7. Load up on veggies
Comfort food might feel comforting in the moment, but one way you can truly take care of yourself is to eat a healthy diet, McBain said. According to Harvard Health Blog, what you eat can have an impact on your mood. Studies have compared typical “Western” diets to others that focus heavily on fruits and vegetables, and the risk for depression in the latter was 25-35 percent less. These kinds of things might be what makes all the difference.
What shouldn’t you do right now? “Anything that’s not helpful to your healing; coping mechanisms that aren’t helping during this hard time,” McBain said. “For example, there seems to be a higher level of emotional eating/stress snacking right now, which is leaving people not feeling good about themselves.” Though it can be easy to throw all routines out the window when you’re going through a difficult time (which, to an extent, might help—no need to be a perfectionist right now), focusing on the good habits you can lean into to help you feel better might be a better way to go.

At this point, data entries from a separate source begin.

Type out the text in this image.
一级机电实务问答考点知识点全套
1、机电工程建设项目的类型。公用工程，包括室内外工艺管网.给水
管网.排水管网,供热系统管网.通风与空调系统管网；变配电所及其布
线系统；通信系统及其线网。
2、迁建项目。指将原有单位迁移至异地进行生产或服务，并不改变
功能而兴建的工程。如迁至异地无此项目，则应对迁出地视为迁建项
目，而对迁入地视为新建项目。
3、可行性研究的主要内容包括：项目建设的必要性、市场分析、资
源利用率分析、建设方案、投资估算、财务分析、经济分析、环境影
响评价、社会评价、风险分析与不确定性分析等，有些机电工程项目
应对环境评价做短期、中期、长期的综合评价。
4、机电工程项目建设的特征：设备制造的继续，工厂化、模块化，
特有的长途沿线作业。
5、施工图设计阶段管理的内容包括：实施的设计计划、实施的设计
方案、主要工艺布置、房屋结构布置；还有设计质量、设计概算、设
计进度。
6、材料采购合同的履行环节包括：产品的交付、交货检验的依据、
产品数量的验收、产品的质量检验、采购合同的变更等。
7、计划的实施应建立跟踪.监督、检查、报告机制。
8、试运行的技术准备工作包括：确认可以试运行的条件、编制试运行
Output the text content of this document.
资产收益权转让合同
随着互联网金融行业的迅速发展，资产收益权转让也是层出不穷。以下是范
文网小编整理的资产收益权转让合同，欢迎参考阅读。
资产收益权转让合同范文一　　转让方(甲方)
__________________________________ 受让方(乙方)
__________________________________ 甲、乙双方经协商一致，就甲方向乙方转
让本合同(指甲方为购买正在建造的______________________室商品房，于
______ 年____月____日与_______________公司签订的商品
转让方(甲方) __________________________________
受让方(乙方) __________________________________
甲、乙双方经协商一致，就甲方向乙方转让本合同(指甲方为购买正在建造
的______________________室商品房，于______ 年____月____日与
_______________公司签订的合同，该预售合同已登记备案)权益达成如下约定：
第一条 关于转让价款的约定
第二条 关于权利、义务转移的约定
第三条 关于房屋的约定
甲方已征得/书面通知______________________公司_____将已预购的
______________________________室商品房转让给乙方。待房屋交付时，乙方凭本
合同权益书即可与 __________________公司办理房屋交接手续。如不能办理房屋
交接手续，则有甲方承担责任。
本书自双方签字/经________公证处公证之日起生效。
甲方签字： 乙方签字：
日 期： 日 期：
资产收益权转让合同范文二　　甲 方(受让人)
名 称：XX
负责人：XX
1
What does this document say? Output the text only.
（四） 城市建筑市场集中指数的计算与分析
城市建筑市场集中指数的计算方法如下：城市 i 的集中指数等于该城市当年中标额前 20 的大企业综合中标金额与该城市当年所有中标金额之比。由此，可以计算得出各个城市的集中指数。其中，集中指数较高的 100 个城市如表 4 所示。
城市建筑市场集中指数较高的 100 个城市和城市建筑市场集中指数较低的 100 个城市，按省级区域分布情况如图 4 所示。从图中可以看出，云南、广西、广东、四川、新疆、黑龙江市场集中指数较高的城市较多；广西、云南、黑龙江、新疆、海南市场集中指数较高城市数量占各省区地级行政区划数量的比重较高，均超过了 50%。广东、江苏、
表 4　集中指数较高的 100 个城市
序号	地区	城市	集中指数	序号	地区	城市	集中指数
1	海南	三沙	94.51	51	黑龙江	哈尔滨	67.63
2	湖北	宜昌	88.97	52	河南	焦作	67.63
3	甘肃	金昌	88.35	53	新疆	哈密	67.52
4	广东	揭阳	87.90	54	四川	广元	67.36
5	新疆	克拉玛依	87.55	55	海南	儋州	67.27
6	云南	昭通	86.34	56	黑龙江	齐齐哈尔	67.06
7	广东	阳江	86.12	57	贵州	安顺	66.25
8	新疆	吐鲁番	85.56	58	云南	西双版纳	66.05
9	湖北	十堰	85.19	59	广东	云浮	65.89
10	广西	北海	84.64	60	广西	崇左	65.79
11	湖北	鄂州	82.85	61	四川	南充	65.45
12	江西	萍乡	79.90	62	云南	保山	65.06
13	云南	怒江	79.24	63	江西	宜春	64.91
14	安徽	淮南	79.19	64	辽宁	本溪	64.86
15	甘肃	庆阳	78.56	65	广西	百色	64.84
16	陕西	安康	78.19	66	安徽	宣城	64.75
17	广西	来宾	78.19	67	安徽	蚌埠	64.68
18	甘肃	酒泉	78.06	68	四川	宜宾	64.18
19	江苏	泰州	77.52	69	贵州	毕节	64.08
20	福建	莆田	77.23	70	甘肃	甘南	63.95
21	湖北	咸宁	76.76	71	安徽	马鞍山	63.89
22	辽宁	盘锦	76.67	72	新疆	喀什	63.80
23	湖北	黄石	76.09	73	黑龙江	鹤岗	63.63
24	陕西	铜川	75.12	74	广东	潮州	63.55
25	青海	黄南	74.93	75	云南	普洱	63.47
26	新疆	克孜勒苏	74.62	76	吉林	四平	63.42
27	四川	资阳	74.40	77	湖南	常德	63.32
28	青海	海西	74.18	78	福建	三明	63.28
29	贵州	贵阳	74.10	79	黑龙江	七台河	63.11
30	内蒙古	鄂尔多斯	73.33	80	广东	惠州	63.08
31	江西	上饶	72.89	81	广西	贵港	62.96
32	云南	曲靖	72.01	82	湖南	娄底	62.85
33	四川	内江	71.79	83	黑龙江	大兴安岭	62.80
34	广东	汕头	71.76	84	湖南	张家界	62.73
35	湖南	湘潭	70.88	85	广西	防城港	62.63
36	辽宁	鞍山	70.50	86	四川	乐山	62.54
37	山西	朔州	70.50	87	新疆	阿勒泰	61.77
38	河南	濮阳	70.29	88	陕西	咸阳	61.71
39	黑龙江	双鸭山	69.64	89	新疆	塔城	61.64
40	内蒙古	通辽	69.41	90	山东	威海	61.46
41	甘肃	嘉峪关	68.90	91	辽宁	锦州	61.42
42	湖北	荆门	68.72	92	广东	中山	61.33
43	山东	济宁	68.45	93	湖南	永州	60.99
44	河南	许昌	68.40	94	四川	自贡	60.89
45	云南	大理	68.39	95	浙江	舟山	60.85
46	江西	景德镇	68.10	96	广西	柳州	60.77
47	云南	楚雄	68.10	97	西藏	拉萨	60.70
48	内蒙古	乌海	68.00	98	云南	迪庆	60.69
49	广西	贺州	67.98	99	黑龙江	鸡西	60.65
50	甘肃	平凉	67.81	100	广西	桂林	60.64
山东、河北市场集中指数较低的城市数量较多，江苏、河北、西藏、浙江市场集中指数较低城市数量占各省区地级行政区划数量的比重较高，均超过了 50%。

If doing your best to take care of yourself still isn’t getting you where you need to be, you can also reach out for some professional help. “Online therapy can be a great place [to] get help and support from a trained therapist during this hard time,” McBain said. Just because you can’t go into a therapist’s office right now, that doesn’t mean that you have to struggle on your own.
DISCLAIMER: This is for informational, educational, and marketing purposes only. It does not constitute medical advice, and is not a substitute for professional therapy, diagnosis, or treatment. Always seek the advice of your physician, mental-health professional, or other qualified health provider with any questions you may have regarding a medical/mental health condition.